A theater major moves on to the global health stage

Todd Lewis
Todd Lewis

May 23, 2017—Soon after he left his volunteer job at Mercy Children’s Home in Togo, West Africa, Todd Lewis, SM ’17, had a moment of clarity. Then an undergraduate theater major at the University of North Carolina, he had spent the summer of 2011 teaching language classes and leading activities for the orphans, but he realized that none of his efforts would make a significant difference toward improving their lives. So he looked for a way to do more—and found public health.

Lewis will graduate this month from Harvard T.H. Chan School of Public Health with a master’s degree in global health and population, and start PhD studies this fall. Down the road, he hopes to launch an academic career conducting research to help governments in low- and middle-income countries improve their health systems.

“In the past few years, there has been a big push in global health for universal coverage. But we have no idea about the quality of care many people around the world are receiving once they get access,” Lewis said. “If the services aren’t high quality, are we really serving people like we think we are? And are we focusing on the elements of care and delivery that are most important to patients?”

These questions, first posed to Lewis by Margaret Kruk, associate professor of global health, have formed a focus for his research that he did not anticipate when he began his degree. “It’s one of those insights that’s powerful, because it’s so simple and overlooked,” he said. “That’s what happens at this School. You come here, you talk to some brilliant people in the field, and boom, your eyes are opened.”

Lewis is part of a research team led by Kruk for the Lancet Global Health Commission on High Quality Health Systems in the Sustainable Development Goals Era. The Commission aims to define measures of quality in low- and middle-income health systems and to identify structural approaches to improvement. Lewis attended the Commission’s first meeting, held in Boston in March 2017, and relished the opportunity to pose questions to experts from around the world.

Paying it forward

Before he came to the School, Lewis spent several years as a research analyst looking at health care leadership and reform, interviewing chief medical officers and other physician executives for their insights on best practices. Although the experience built up his qualitative research skills, the subject matter was too far removed from public health, he said. So he decided to apply to Harvard Chan School to gain new quantitative research skills and to learn methods for evaluating the success of public health programs.

At the School, he’s been putting these skills to use working with Kruk in the Health System Quality and Responsiveness Lab. His project involves analyzing the accuracy of pneumonia diagnoses of children in Malawi.
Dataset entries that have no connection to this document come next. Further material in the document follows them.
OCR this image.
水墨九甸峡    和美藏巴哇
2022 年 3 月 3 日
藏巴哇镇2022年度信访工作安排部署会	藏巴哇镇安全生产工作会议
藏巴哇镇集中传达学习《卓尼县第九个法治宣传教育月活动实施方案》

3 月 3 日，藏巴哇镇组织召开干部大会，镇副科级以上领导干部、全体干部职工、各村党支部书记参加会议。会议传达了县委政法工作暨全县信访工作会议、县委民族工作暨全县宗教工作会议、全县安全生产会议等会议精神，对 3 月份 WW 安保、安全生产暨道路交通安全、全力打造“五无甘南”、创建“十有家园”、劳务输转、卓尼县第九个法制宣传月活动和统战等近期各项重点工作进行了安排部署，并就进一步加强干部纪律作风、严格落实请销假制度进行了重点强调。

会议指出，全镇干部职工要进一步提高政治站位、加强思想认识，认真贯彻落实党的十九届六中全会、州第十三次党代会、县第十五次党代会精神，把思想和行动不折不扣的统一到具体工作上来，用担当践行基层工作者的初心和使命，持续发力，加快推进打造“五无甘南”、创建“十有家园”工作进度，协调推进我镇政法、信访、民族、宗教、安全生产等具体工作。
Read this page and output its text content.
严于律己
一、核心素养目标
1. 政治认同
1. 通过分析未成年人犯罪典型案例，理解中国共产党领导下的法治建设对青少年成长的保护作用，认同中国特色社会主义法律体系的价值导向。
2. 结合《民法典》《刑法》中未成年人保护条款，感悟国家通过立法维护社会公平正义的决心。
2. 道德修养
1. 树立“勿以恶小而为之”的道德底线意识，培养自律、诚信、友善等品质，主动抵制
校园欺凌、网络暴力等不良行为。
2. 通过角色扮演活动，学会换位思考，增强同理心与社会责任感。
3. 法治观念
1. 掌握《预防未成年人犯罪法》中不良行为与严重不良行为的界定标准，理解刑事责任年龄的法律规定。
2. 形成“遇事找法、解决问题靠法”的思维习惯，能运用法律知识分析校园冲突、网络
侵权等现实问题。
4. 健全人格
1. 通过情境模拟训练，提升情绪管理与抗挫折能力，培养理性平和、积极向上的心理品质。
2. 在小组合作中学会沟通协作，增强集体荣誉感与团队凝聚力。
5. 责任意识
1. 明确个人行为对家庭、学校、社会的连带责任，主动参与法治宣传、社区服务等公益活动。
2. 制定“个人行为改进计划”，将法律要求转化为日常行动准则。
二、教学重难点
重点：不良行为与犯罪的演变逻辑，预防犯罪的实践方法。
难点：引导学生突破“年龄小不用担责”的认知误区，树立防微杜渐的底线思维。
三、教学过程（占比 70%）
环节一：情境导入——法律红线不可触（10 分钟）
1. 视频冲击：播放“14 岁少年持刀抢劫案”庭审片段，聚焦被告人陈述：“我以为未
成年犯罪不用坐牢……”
He also worked with Ariadne Labs on its primary care research team, where he co-authored three papers for the World Health Organization and World Bank on health reform in China.
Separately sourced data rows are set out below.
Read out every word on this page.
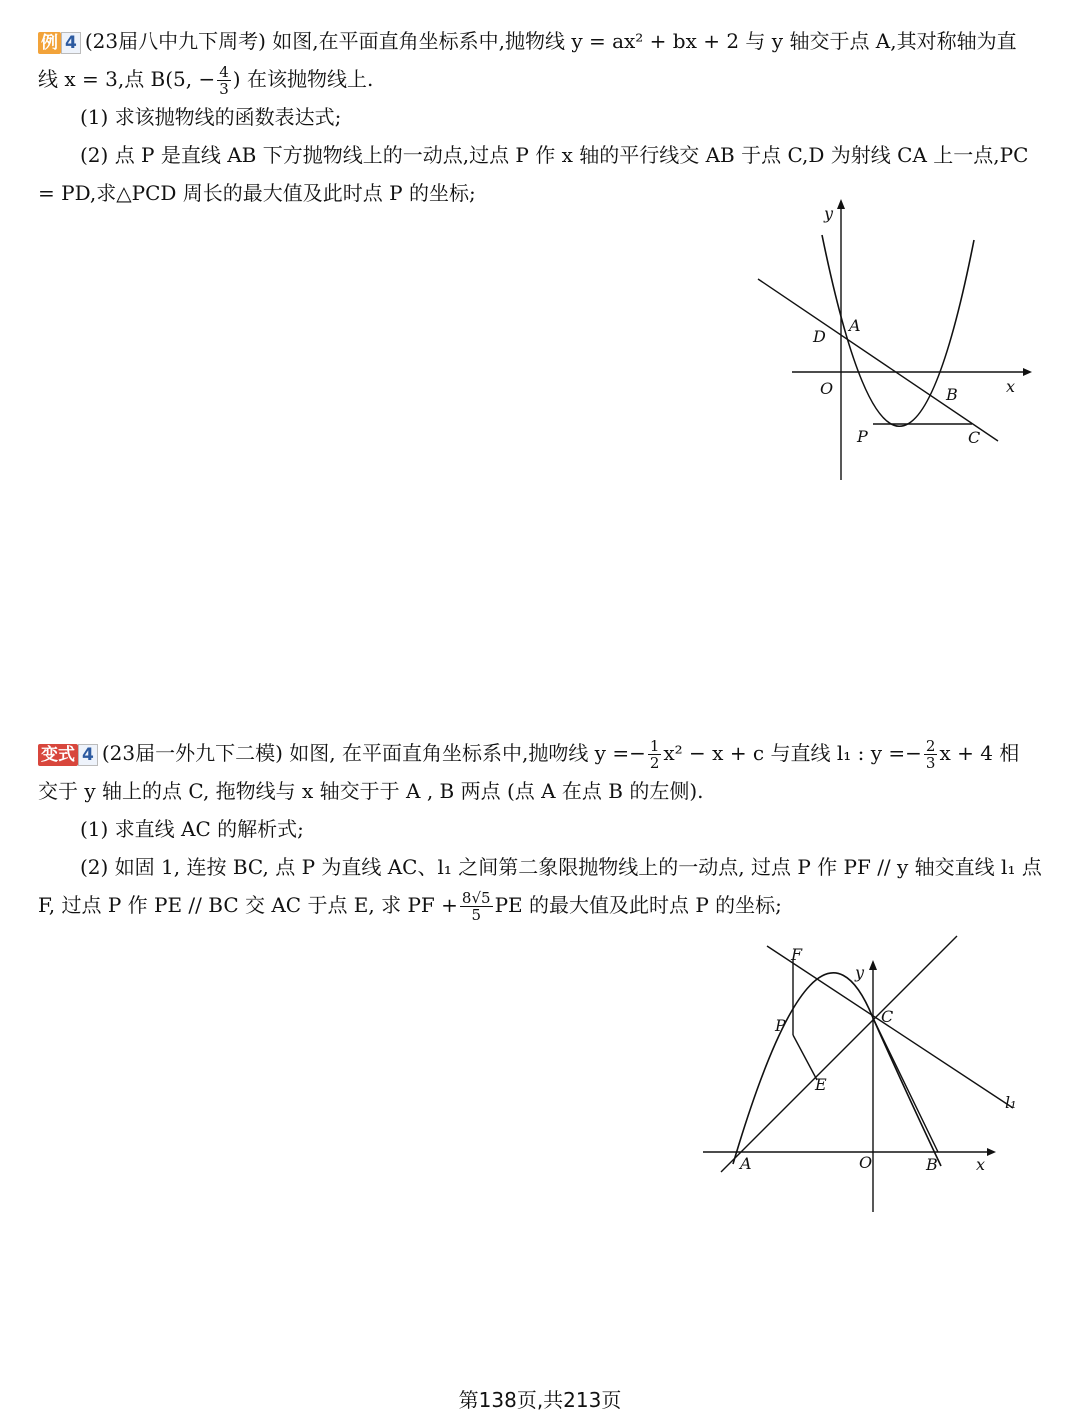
例 4 (23届八中九下周考) 如图,在平面直角坐标系中,抛物线 y = ax² + bx + 2 与 y 轴交于点 A,其对称轴为直
线 x = 3,点 B(5, − $\frac{4}{3}$ ) 在该抛物线上.
(1) 求该抛物线的函数表达式;
(2) 点 P 是直线 AB 下方抛物线上的一动点,过点 P 作 x 轴的平行线交 AB 于点 C,D 为射线 CA 上一点,PC
= PD,求△PCD 周长的最大值及此时点 P 的坐标;
y
x
O
A
D
B
P	C
变式 4 (23届一外九下二模) 如图, 在平面直角坐标系中,抛吻线 $y =- \frac{1}{2} x^2 - x + c$ 与直线 l₁ : $y =- \frac{2}{3}$ x + 4 相
交于 y 轴上的点 C, 拖物线与 x 轴交于于 A , B 两点 (点 A 在点 B 的左侧).
(1) 求直线 AC 的解析式;
(2) 如固 1, 连按 BC, 点 P 为直线 AC、l₁ 之间第二象限抛物线上的一动点, 过点 P 作 PF // y 轴交直线 l₁ 点
F, 过点 P 作 PE // BC 交 AC 于点 E, 求 PF + $\frac{8√5}{5}$ PE 的最大值及此时点 P 的坐标;
F
y
C
P
E
l₁
A	O	B x
第138页,共213页
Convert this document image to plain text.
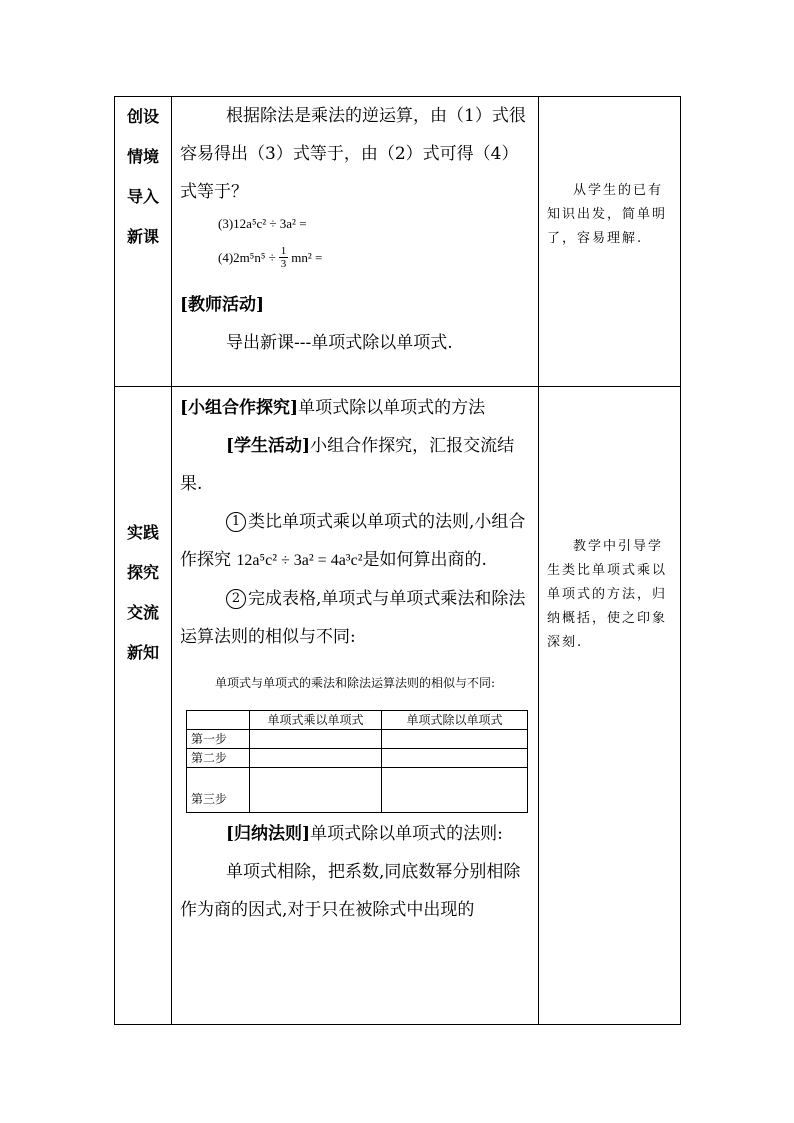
创设
情境
导入
新课

根据除法是乘法的逆运算，由（1）式很容易得出（3）式等于，由（2）式可得（4）式等于？

(3)12a⁵c² ÷ 3a² =
(4) $2m^5n^5 \div \frac{1}{3} mn^2$ =

[教师活动]

导出新课---单项式除以单项式.

从学生的已有知识出发，简单明了，容易理解.

实践
探究
交流
新知

[小组合作探究]单项式除以单项式的方法

[学生活动]小组合作探究，汇报交流结果.

1 类比单项式乘以单项式的法则,小组合作探究 12a⁵c² ÷ 3a² = 4a³c²是如何算出商的.

2 完成表格,单项式与单项式乘法和除法运算法则的相似与不同:

单项式与单项式的乘法和除法运算法则的相似与不同:
	单项式乘以单项式	单项式除以单项式
第一步		
第二步		
第三步		

[归纳法则]单项式除以单项式的法则:

单项式相除，把系数,同底数幂分别相除作为商的因式,对于只在被除式中出现的

教学中引导学生类比单项式乘以单项式的方法，归纳概括，使之印象深刻.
Although Lewis’s interests have evolved since his undergraduate experience in the theater—which he capped by writing a play for his thesis that explored access to health care in the U.S.—he’s carried with him a passion for communicating ideas. After serving as a teaching assistant at Harvard Chan School this year, Lewis fell in love with helping students learn, and he hopes to ultimately pay forward the mentorship he received.

“I think it’s a wide open field for Todd,” Kruk said. “He really has a very nice combination of rigorous intellect, creativity, and passion. And there’s also a humility about the way that he approaches problems. He doesn’t just jump in with his ideas until he’s thought them through.” She said those were valuable traits for a career in global health, a field where establishing respectful partnerships across cultures is key.

Lewis credits the School with bringing out his best. “Everyone here has such indefatigable energy to solve whatever problem they are focused on,” he said. “It’s in everything we do here, and I’ll take that with me.”